### Home > CCA2 > Chapter 12 > Lesson 12.1.3 > Problem12-45

12-45.

Solve each equation. Check for extraneous solutions.

1. $\sqrt { x + 7 }= x + 1$

Square both sides of the equation to remove the radical.

$x + 7 = x^2 + 2x + 1$

Set the equation equal to $0$ because it is quadratic (there is an $x^2$-term.)

$0 = x^2 + x − 6$

Factor the polynomial.

Use the Zero Product Property to solve.

Check your solutions in the original equation.
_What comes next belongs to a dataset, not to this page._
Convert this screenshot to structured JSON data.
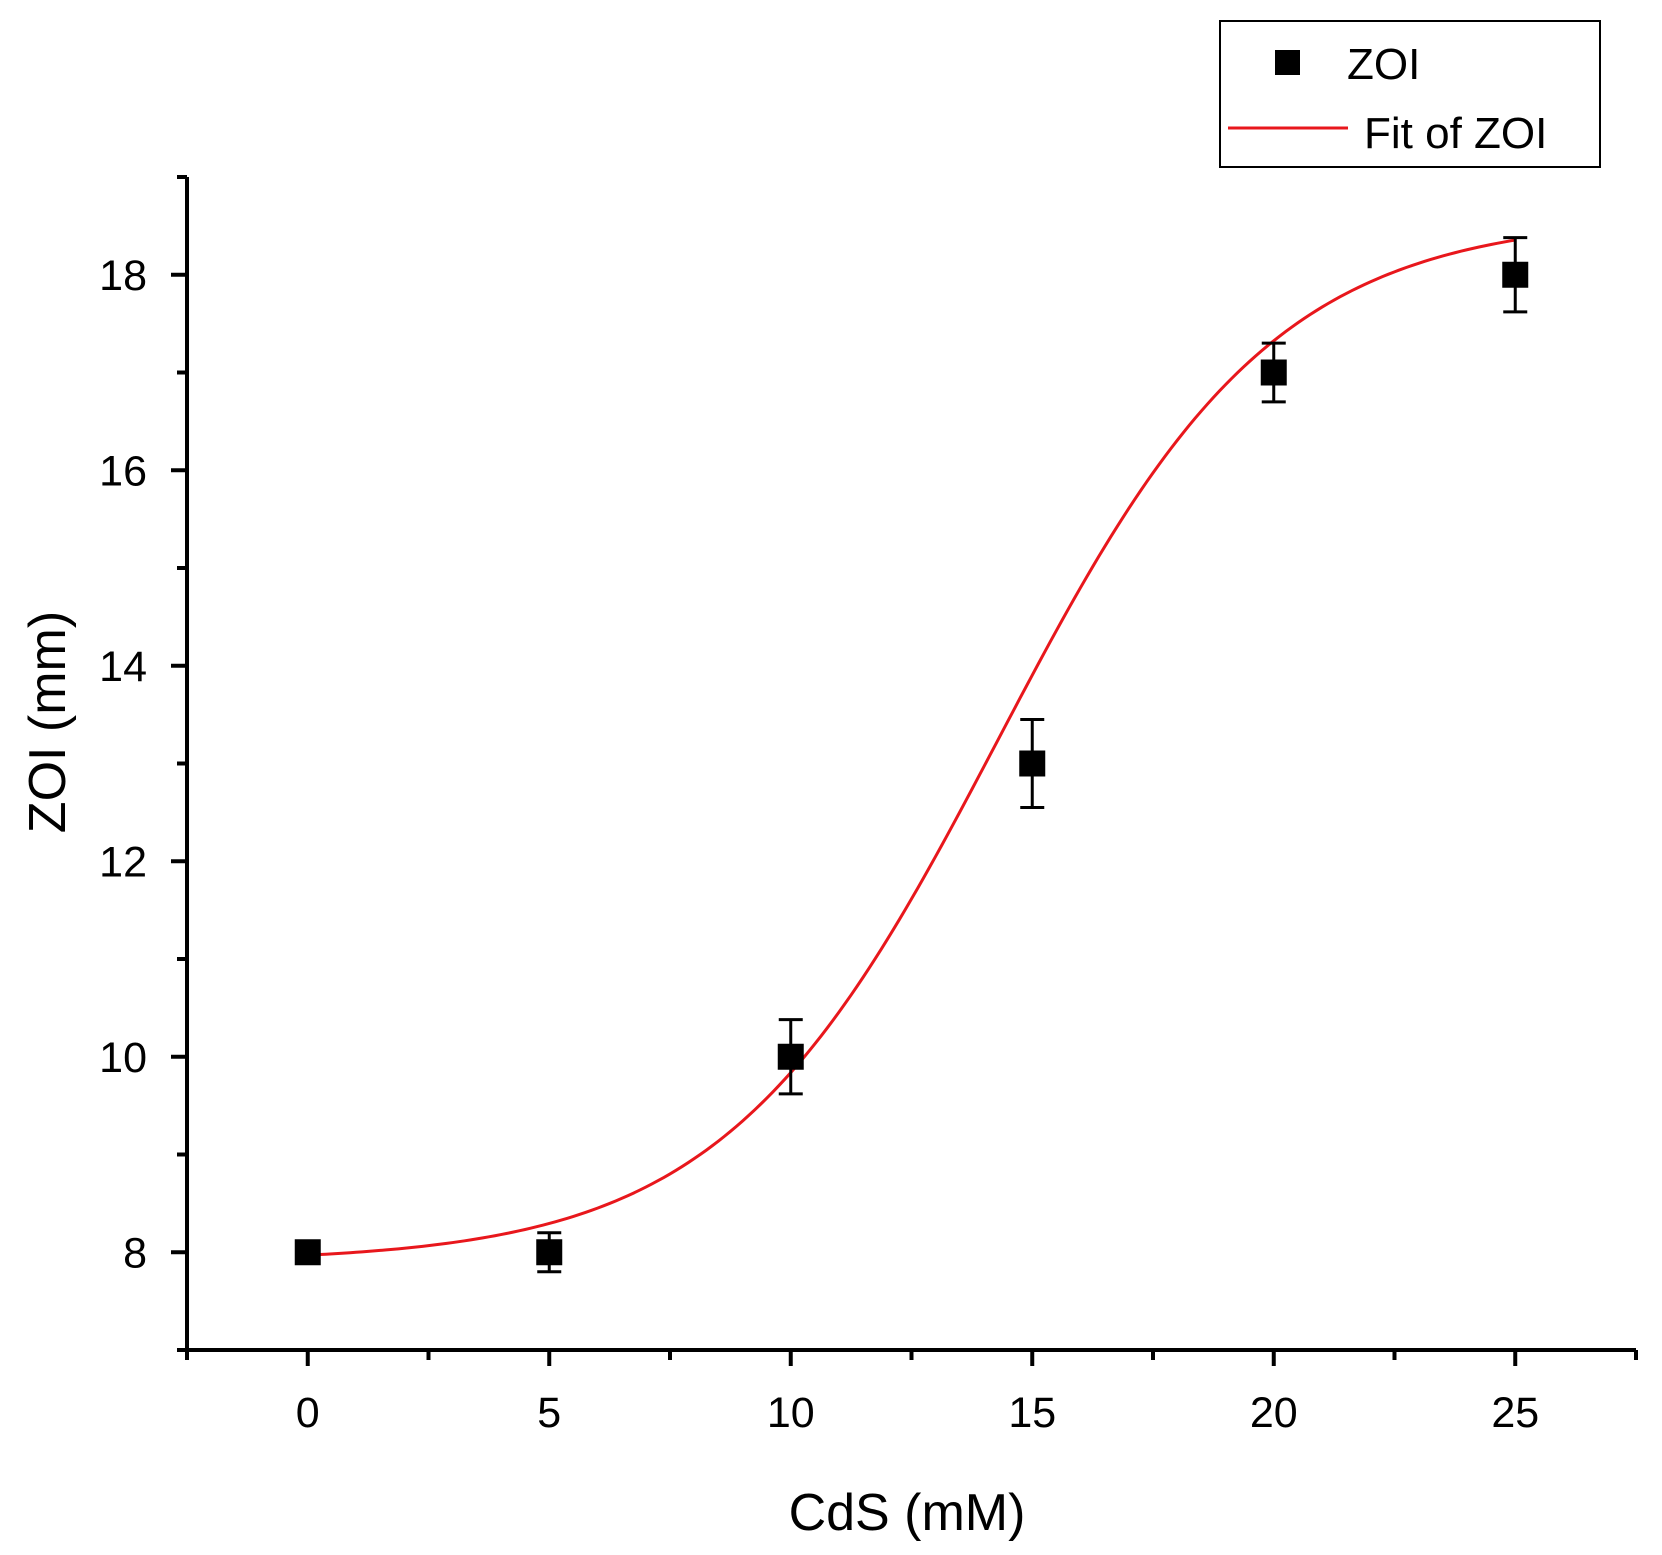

Do they both work?

1. $\frac { 2 } { x + 3 } - \frac { 1 } { x } = \frac { - 6 } { x ^ { 2 } + 3 x }$

Notice that you can factor $x^2 + 3x$ to $x(x + 3)$.

Multiply both sides of the equation by a common denominator to remove the fractions.

$x(x+3)\left (\frac{2}{x+3}-\frac{1}{x} \right )\ =\ x(x+3)\left (\frac{-6}{x\left (x+3 \right )} \right )$

$2x - (x + 3) = -6$

Solve for $x$.

$x = -3$

Substitute your solution back into the original equation. Is $x = -3$ a valid solution to this problem?